MUHC officials acknowledged problems with the drains but were unable to go into precise detail.

“The MUHC can confirm that issues with drains have been reported to (the private consortium) since the opening of the Glen site, and that the (MUHC) technical services team is actively following up with (the consortium) to validate the number of calls and determine the exact nature of the problem,” Ian Popple, an MUHC spokesperson, said in statement.

Louis-Antoine Paquin, a spokesperson for SNC-Lavalin, blamed the problem on patients or visitors stuffing too much paper or other objects into toilets, rather than something inherently wrong with the drains.

“It really has to do with the use of the toilets themselves — in other words, what people put in the toilets,” Paquin said.

In a previous interview on Tuesday, Paquin revealed that there was a break in the pipe joints of one of the storm drains last week, and a subcontractor that installed the drain will have to repair it. However, the break in the storm drain is unrelated to the overflowing sewage drains, he added.

David Kellner, a master plumber with Monsieur Drain contacted by the Montreal Gazette, disputed SNC-Lavalin’s explanation that blocked toilets are causing the sewage backup. He suggested that the smell coming from the drain in the public bathroom visited by the reporter would not have been caused by simply stuffing one toilet.

“There’s definitely a blockage further down in the main drain where the water is coming up and it’s coming up into the floor drains,” said Kellner, who has not worked at the superhospital. “One hundred per cent, it’s a deeper problem.”

MUHC housekeeping alerted SNC-Lavalin “numerous times” to the stench from that bathroom, but nothing was done, another source said. In an email sent late Wednesday afternoon, Paquin said: “We were notified only this afternoon of the problem you refer to in the bathroom in the lobby of the Children’s. We’ve sent someone over there who removed the tape, which was not put there by us, and poured water in the drain. That person will go back (Thursday) morning to make sure everything is OK.”

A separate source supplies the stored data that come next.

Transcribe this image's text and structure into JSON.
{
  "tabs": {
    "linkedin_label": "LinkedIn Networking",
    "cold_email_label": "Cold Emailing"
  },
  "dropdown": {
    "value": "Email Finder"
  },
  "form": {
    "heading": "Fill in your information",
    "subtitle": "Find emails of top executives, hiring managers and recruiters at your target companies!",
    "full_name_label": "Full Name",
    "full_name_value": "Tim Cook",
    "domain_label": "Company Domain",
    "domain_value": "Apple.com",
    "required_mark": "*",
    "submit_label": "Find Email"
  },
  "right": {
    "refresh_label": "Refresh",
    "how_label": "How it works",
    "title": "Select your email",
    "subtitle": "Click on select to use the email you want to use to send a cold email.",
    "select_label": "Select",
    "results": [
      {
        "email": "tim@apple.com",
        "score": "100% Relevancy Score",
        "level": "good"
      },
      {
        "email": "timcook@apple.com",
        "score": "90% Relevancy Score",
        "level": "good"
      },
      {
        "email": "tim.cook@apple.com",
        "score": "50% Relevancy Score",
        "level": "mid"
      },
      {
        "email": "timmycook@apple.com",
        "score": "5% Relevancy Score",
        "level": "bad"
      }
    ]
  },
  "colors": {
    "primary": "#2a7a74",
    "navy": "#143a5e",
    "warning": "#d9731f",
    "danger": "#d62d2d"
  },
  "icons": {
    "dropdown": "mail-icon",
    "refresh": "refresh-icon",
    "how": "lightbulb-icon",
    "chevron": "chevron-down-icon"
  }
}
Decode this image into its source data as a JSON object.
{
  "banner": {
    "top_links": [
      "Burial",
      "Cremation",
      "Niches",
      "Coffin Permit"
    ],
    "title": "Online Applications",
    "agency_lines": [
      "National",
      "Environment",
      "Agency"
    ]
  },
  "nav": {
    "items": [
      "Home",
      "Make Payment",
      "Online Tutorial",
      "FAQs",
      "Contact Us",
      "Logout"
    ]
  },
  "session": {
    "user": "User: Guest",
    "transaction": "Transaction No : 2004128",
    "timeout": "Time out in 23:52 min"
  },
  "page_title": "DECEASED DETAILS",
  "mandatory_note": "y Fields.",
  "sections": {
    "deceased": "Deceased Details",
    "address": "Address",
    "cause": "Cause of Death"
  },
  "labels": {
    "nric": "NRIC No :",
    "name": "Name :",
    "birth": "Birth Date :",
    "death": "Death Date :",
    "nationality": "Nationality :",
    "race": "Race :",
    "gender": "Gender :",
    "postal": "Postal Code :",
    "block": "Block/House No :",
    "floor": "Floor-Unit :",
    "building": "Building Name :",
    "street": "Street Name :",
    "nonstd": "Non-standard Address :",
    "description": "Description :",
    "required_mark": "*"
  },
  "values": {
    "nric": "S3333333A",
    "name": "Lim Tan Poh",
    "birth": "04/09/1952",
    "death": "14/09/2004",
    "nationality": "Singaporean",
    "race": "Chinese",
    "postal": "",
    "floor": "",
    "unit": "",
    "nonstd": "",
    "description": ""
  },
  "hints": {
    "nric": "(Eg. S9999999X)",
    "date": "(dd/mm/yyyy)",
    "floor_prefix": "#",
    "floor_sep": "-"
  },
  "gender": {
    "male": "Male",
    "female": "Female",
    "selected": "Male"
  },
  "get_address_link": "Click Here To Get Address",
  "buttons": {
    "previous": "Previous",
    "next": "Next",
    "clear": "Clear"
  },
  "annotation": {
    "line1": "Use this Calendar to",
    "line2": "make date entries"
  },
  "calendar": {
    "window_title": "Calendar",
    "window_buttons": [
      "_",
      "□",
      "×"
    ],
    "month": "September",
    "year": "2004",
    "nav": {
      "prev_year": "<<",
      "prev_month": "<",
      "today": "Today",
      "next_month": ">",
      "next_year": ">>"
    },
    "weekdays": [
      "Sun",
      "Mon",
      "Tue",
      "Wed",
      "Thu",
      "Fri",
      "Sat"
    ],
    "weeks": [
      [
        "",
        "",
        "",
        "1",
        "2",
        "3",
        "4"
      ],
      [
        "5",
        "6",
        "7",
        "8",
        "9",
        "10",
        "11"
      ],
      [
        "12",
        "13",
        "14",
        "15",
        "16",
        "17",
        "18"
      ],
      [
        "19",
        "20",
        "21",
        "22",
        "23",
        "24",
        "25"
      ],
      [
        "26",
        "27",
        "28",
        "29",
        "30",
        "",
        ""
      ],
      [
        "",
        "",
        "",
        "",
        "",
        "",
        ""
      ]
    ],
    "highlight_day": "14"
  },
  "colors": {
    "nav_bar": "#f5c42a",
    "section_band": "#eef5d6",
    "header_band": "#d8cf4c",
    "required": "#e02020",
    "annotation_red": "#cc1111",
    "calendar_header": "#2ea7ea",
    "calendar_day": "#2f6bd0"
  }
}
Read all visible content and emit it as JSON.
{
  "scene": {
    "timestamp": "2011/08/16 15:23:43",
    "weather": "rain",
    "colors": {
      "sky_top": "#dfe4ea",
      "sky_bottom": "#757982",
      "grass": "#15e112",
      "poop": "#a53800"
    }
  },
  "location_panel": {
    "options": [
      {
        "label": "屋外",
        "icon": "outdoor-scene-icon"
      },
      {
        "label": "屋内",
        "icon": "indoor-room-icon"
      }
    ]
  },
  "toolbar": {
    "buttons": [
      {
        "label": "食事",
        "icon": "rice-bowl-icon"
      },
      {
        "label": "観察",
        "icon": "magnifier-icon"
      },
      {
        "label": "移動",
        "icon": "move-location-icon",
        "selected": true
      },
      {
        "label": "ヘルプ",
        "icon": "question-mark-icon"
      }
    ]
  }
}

In April, MUHC officials said they had identified 3,000 deficiencies with the superhospital ranging from minor issues like the wrong height of counters to more serious problems such as faulty wiring in operating rooms. The Montreal Gazette has since learned that other insider estimates put the total number at 14,000.

In fact, the MUHC’s health and safety department has specifically instructed staff to document every medical accident that could be attributed, in part, to problems with the new facilities.

Under a public-private partnership, the private consortium finances a public project, designs and builds it and then maintains it for a predetermined period, leasing it back to the public partner. Under the MUHC deal, the leasing period is 34 years, after which ownership will be assumed fully by the hospital network.

SNC-Lavalin won the contract in 2010 to build the MUHC superhospital after a competition with a Spanish-led consortium. Former SNC-Lavalin executives now face criminal charges alleging that they made $22.5 million in bribes to former MUHC officials to win the contract.